US Living Standards and Productivity
Economics / US Economy Jun 04, 2008 - 10:18 AM GMT
Boring as this might seem to some of our rightwing pundits, we can get no where in economic debate without the application of theory. Many of the questions that are popping up these days are linked to the alleged connection between productivity, unemployment and inflation. There are no links here in the functional sense. In a free market unemployment will not rise even where productivity is falling.
Of course, in such a situation real incomes will also be falling. In other words, productivity is linked to real wages and not the volume of employment. So long as there is sufficient capital and land available there will always be jobs for those able and willing to work. The alleged link between productivity and inflation is paraded in the press as if it is an established economic fact while in reality it is an economic myth. The source of the myth is the erroneous belief that rising prices are inflationary or cause inflation.
Irrespective of what politicians and their economic advisors think, inflation is a monetary problem. There is no way you can get a continuous rise in general prices (assuming output is not falling) without a monetary expansion. What rising productivity tends to do, however, is offset the price effects of an expanding money supply by continuously lowering production costs. The result is then stable prices or a lower rate of 'price inflation'. The point is that in the absence of inflationary policy prices would be falling. Therefore any attempt to stabilize prices requires an inflationary policy.
Unfortunately the confusion gets even worse. I have frequently said that people never seem to learn from economic history. But this view should be qualified with the observation that we need a theory if we are to learn the correct lessons. This is rarely the case as is evidenced by what passes for economic debate in the media. Now it is still being argued by some that the Fed should have applied the monetary brakes in 2000 because the labour market was tightening and a tightening labour market — in their opinion always signals inflation. Others argued that America was on a new growth path and its rising productivity could easily accommodate rising wages without triggering inflation.
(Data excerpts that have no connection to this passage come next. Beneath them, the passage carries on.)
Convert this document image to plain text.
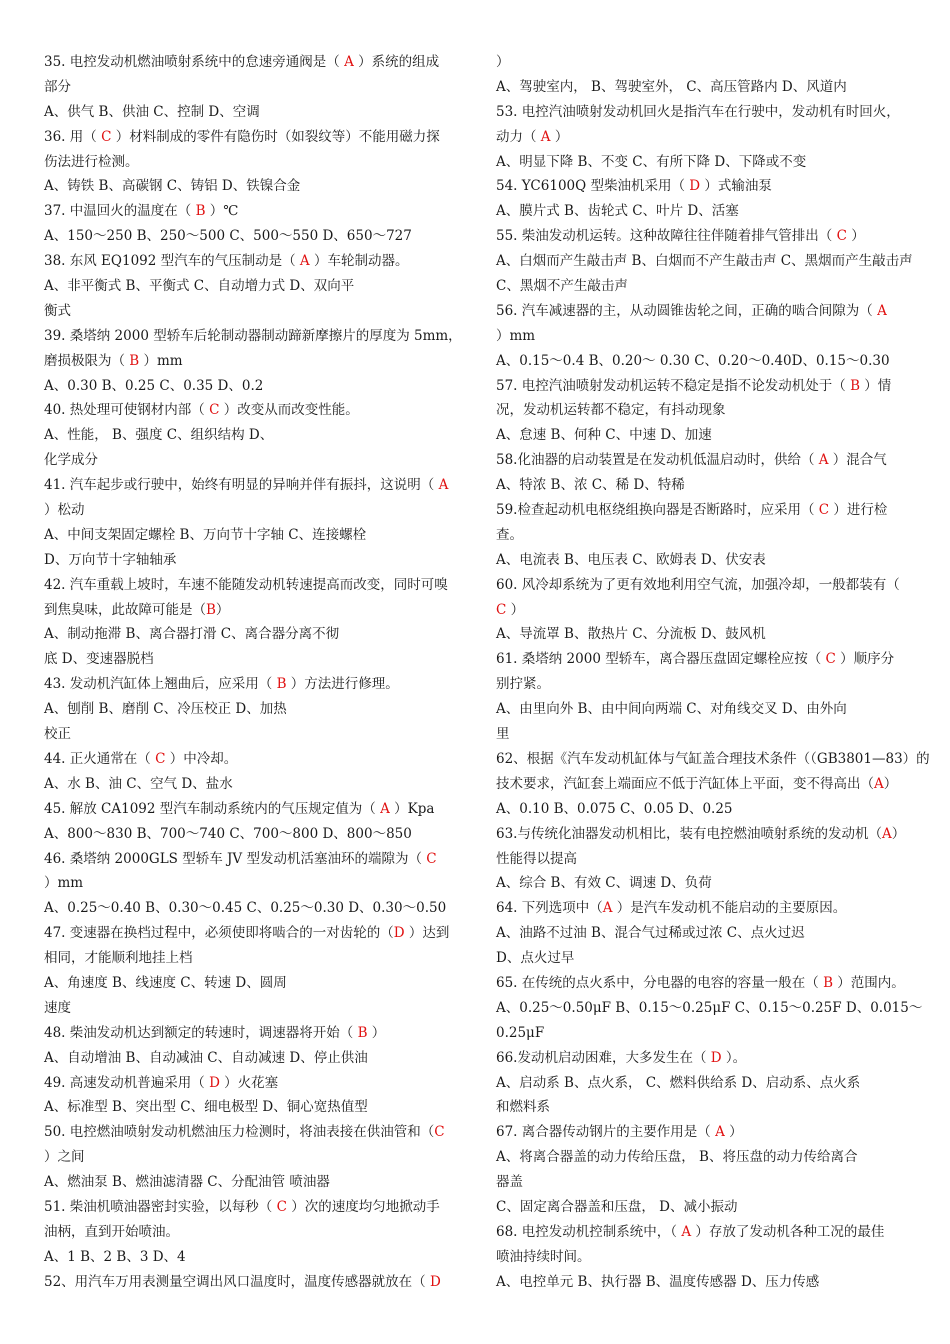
35. 电控发动机燃油喷射系统中的怠速旁通阀是（ A ）系统的组成
部分
A、供气 B、供油 C、控制 D、空调
36. 用（ C ）材料制成的零件有隐伤时（如裂纹等）不能用磁力探
伤法进行检测。
A、铸铁 B、高碳钢 C、铸铝 D、铁镍合金
37. 中温回火的温度在（ B ）℃
A、150～250 B、250～500 C、500～550 D、650～727
38. 东风 EQ1092 型汽车的气压制动是（ A ）车轮制动器。
A、非平衡式 B、平衡式 C、自动增力式 D、双向平
衡式
39. 桑塔纳 2000 型轿车后轮制动器制动蹄新摩擦片的厚度为 5mm，
磨损极限为（ B ）mm
A、0.30 B、0.25 C、0.35 D、0.2
40. 热处理可使钢材内部（ C ）改变从而改变性能。
A、性能， B、强度 C、组织结构 D、
化学成分
41. 汽车起步或行驶中，始终有明显的异响并伴有振抖，这说明（ A
）松动
A、中间支架固定螺栓 B、万向节十字轴 C、连接螺栓
D、万向节十字轴轴承
42. 汽车重载上坡时，车速不能随发动机转速提高而改变，同时可嗅
到焦臭味，此故障可能是（B）
A、制动拖滞 B、离合器打滑 C、离合器分离不彻
底 D、变速器脱档
43. 发动机汽缸体上翘曲后，应采用（ B ）方法进行修理。
A、刨削 B、磨削 C、冷压校正 D、加热
校正
44. 正火通常在（ C ）中冷却。
A、水 B、油 C、空气 D、盐水
45. 解放 CA1092 型汽车制动系统内的气压规定值为（ A ）Kpa
A、800～830 B、700～740 C、700～800 D、800～850
46. 桑塔纳 2000GLS 型轿车 JV 型发动机活塞油环的端隙为（ C
）mm
A、0.25～0.40 B、0.30～0.45 C、0.25～0.30 D、0.30～0.50
47. 变速器在换档过程中，必须使即将啮合的一对齿轮的（D ）达到
相同，才能顺利地挂上档
A、角速度 B、线速度 C、转速 D、圆周
速度
48. 柴油发动机达到额定的转速时，调速器将开始（ B ）
A、自动增油 B、自动减油 C、自动减速 D、停止供油
49. 高速发动机普遍采用（ D ）火花塞
A、标准型 B、突出型 C、细电极型 D、铜心宽热值型
50. 电控燃油喷射发动机燃油压力检测时，将油表接在供油管和（C
）之间
A、燃油泵 B、燃油滤清器 C、分配油管 喷油器
51. 柴油机喷油器密封实验，以每秒（ C ）次的速度均匀地掀动手
油柄，直到开始喷油。
A、1 B、2 B、3 D、4
52、用汽车万用表测量空调出风口温度时，温度传感器就放在（ D
）
A、驾驶室内， B、驾驶室外， C、高压管路内 D、风道内
53. 电控汽油喷射发动机回火是指汽车在行驶中，发动机有时回火，
动力（ A ）
A、明显下降 B、不变 C、有所下降 D、下降或不变
54. YC6100Q 型柴油机采用（ D ）式输油泵
A、膜片式 B、齿轮式 C、叶片 D、活塞
55. 柴油发动机运转。这种故障往往伴随着排气管排出（ C ）
A、白烟而产生敲击声 B、白烟而不产生敲击声 C、黑烟而产生敲击声
C、黑烟不产生敲击声
56. 汽车减速器的主，从动圆锥齿轮之间，正确的啮合间隙为（ A
）mm
A、0.15～0.4 B、0.20～ 0.30 C、0.20～0.40D、0.15～0.30
57. 电控汽油喷射发动机运转不稳定是指不论发动机处于（ B ）情
况，发动机运转都不稳定，有抖动现象
A、怠速 B、何种 C、中速 D、加速
58.化油器的启动装置是在发动机低温启动时，供给（ A ）混合气
A、特浓 B、浓 C、稀 D、特稀
59.检查起动机电枢绕组换向器是否断路时，应采用（ C ）进行检
查。
A、电流表 B、电压表 C、欧姆表 D、伏安表
60. 风冷却系统为了更有效地利用空气流，加强冷却，一般都装有（
C ）
A、导流罩 B、散热片 C、分流板 D、鼓风机
61. 桑塔纳 2000 型轿车，离合器压盘固定螺栓应按（ C ）顺序分
别拧紧。
A、由里向外 B、由中间向两端 C、对角线交叉 D、由外向
里
62、根据《汽车发动机缸体与气缸盖合理技术条件（（GB3801—83）的
技术要求，汽缸套上端面应不低于汽缸体上平面，变不得高出（A）
A、0.10 B、0.075 C、0.05 D、0.25
63.与传统化油器发动机相比，装有电控燃油喷射系统的发动机（A）
性能得以提高
A、综合 B、有效 C、调速 D、负荷
64. 下列选项中（A ）是汽车发动机不能启动的主要原因。
A、油路不过油 B、混合气过稀或过浓 C、点火过迟
D、点火过早
65. 在传统的点火系中，分电器的电容的容量一般在（ B ）范围内。
A、0.25～0.50μF B、0.15～0.25μF C、0.15～0.25F D、0.015～
0.25μF
66.发动机启动困难，大多发生在（ D ）。
A、启动系 B、点火系， C、燃料供给系 D、启动系、点火系
和燃料系
67. 离合器传动钢片的主要作用是（ A ）
A、将离合器盖的动力传给压盘， B、将压盘的动力传给离合
器盖
C、固定离合器盖和压盘， D、减小振动
68. 电控发动机控制系统中，（ A ）存放了发动机各种工况的最佳
喷油持续时间。
A、电控单元 B、执行器 B、温度传感器 D、压力传感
Who was right? Neither, is the answer. During the 1950s the German and British economies suffered very tight labour markets, but for very different reasons. Rapid growth in Germany's capital structure created severe labour shortage which had to be alleviated by introducing guest workers'. There was nothing inflationary there. Quite simply, capital accumulation outstripped the labour supply. In Britain, on the other hand, labour shortages were created by Keynesian policies that generated inflation and balance-of-payments problems followed by recurring credit crunches.
Clearly, a tight labour market in itself is never evidence of inflationary pressures, even where real wage rates are rising. So which is it for America, the Germany of the '50s or Britain? In my view it is Britain. Productivity is not the clue because it was also rising in Britain during the '50s. The clues are savings, money supply and the current account deficit. American savings fell, the money supply rapidly expanded and this in turn fuelled the growing current account deficit, and still is, by sucking in imports. The dollar depreciation is now reversing the flow of trade. However, the fall in the dollar was the result of the Fed's Keynesian policy of using interest rates to stimulate the economy*.
Like Britain of the '50s the American economy was driven by credit expansion instead of genuine savings as was the case with German economy. The real consequences of the Fed's reckless monetary policy were largely hidden because America's flexible labour markets allowed the economy considerable room for cost adjustments. This means that labour and capital tend to be more efficiently used than in countries like Germany and Japan. Combined with newly applied technologies this meant rising productivity.
Now by real consequences I don't just mean the misallocation of resources (what the Austrian School of economics calls malinvestments) but also the distinct possibility that Keynesian policies reshaped America's capital structure in a way that has kept living standards lower than they would otherwise have been.
By Gerard Jackson
BrookesNews.Com
Gerard Jackson is Brookes' economics editor.